Il trattamento prevede un approccio multimodale che offre un’integrazione umanistica, una sistematizzazione e un programma completo per la diagnosi e la terapia:

I colloqui di motivazione

Essi nascono poichè spesso le motivazioni che spingono un soggetto giocatore patologico ad intraprendere un trattamento non riguardano affatto la volontà di curarsi dalla sua compulsione ma nella maggior parte dei casi l’utente si rivolge alla struttura per risollevarsi dalla crisi economica in cui versa. Lo scopo dei colloqui di motivazione è la costruzione della motivazione al cambiamento.

La terapia individuale

Durante le sedute l’attenzione si focalizzerà su alcune specifiche problematiche legate al vissuto del soggetto, rispetto a temi quali l’affettività, l’emotività, la sessualità e la socializzazione,e in modo particolare sulle forme di autoinganno, i vissuti di onnipotenza, gli aspetti difensivi nell’ambito della simulazione ed i problemi relativi ai confini dell’Io e la realtà circostante.

La terapia familiare

La compulsione al gioco coinvolge il partner e la famiglia del giocatore. E’ necessario intervenire direttamente sull’equilibrio della coppia, sulle dinamiche relazionali, emotive, affettive e sessuali. L’obiettivo della terapia familiare è far sì che il sistema famiglia conosca ed impari ad accettare che il gioco d’azzardo patologico è una malattia ma che anche le relazioni familiari possono essere o essere state malate, contribuendo alla nascita e/o allo sviluppo della compulsione in un suo singolo membro.

La  terapia di gruppo 

Il percorso di gruppo, affiancato ad una terapia individuale, aiuta il paziente a confrontarsi e a condividere la propria e l’altrui sofferenza. All’interno di un gruppo, superato lo scoglio iniziale della non fiducia e dell’imbarazzo legato alla difficoltà di parlare delle proprie sofferenze davanti ad altri, si arriva al sostegno e all’aiuto reciproco. Il gruppo permette ad ogni partecipante di non sentirsi più solo, non più l’unica “mosca bianca”. L’ultima fase del trattamento prevede la responsabilizzazione del giocatore patologico anche nei confronti degli altri. Le responsabilità attribuite al giocatore patologico dovranno essere via via maggiori, passando dalle semplici testimonianze alla collaborazione attiva all’interno della terapia di gruppo. In questo modo si formerà una catena per cui chi è più avanti nel corso della terapia potrà aiutare chi è in una fase meno avanzata; questo gli consentirà di ottenere stimoli e gratificazioni e gli impedirà di ricadere nella nevrosi da cui è scaturita la patologia.

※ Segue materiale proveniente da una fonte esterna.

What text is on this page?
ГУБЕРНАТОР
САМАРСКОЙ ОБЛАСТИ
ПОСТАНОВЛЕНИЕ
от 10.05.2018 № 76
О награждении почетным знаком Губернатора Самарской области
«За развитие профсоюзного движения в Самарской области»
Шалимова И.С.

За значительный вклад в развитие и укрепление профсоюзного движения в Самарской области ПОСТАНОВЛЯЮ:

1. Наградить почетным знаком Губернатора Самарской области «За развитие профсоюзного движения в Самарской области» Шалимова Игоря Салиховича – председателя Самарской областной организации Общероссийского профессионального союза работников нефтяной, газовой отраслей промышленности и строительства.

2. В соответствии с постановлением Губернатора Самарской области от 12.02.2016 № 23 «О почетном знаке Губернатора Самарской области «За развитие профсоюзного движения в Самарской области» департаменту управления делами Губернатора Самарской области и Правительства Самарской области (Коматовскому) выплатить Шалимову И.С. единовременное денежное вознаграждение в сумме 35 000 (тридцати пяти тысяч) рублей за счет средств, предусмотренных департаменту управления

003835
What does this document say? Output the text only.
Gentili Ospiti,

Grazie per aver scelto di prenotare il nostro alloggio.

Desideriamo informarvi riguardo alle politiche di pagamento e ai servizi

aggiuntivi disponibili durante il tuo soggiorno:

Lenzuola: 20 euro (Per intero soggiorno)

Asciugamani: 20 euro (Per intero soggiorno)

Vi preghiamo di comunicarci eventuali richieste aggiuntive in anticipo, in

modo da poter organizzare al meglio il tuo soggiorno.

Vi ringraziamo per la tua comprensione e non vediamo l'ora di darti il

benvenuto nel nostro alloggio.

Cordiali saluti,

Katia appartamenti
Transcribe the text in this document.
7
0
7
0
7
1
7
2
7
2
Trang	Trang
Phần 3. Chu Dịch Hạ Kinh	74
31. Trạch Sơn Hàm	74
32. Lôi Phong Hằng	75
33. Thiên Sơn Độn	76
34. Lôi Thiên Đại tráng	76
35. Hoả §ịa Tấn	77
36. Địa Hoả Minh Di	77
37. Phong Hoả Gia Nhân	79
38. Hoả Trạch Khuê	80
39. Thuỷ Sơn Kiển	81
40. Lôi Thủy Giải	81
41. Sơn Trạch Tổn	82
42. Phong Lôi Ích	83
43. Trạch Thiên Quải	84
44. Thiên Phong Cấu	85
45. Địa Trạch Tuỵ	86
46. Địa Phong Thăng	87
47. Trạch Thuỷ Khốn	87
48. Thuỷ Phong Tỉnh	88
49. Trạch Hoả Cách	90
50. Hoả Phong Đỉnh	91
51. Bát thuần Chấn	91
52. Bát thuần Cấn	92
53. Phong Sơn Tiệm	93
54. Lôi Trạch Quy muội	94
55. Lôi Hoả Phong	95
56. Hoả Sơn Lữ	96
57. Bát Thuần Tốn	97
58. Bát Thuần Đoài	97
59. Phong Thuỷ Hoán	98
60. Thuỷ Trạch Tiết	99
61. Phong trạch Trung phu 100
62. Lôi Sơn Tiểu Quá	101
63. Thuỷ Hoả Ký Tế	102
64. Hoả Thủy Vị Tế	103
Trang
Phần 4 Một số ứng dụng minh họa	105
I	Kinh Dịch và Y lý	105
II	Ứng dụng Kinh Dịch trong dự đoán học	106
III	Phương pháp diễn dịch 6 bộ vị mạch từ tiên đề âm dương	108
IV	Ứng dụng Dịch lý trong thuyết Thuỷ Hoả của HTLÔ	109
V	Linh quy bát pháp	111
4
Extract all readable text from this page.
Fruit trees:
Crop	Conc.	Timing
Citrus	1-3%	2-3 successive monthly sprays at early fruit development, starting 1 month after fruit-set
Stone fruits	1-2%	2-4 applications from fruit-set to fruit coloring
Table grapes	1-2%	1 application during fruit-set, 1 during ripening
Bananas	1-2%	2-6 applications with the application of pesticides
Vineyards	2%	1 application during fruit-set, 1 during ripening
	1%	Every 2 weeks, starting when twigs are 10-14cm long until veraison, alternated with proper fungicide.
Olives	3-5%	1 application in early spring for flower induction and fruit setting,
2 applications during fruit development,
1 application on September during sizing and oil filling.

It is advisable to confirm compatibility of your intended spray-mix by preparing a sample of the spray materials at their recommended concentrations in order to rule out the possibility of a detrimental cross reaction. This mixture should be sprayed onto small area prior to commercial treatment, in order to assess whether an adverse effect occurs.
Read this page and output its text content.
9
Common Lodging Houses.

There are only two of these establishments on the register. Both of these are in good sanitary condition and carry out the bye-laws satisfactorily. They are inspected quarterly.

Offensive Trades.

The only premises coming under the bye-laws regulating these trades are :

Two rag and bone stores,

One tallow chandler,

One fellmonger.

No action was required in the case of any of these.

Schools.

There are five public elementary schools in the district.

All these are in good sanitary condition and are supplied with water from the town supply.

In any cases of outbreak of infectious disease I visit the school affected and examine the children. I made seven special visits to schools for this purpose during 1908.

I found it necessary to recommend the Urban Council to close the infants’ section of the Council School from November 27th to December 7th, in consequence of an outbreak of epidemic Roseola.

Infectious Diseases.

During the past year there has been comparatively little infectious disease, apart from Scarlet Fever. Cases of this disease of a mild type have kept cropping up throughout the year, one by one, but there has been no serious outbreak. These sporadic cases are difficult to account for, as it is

La consulenza psichiatrica

Serve soprattutto per fronteggiare le forme depressive, spesso associate alla dipendenza dal gioco,che in molti casi portano il soggetto a tentare il suicidio o a prenderlo in seria considerazione. E’ importante che il medico proponga un trattamento con psicofarmaci che presentino il minor gradiente di dipendenza e con regolari controlli periodici del soggetto, poiché il rischio che si corre è sostituire una dipendenza dal gioco con una dipendenza da psicofarmaci, che comprometterebbe il trattamento in atto.

La consulenza legale

Il compito del consulente legale è di agire sulle conseguenze legali e civili legate ai reati commessi dal giocatore per finanziare le attività di gioco e per ripagare i debiti; è altresì quello di fronteggiare situazioni di tutela preventiva del patrimonio del giocatore e della sua famiglia. E’ importante che l’avvocato agisca di concerto con il terapeuta, si pensi agli effetti che potrebbe avere una separazione, anche solo pro forma, se il coniuge dovesse viverla come un ennesimo atto di sfiducia nei suoi confronti anziché come una misura cautelativa rivolta alla sua famiglia.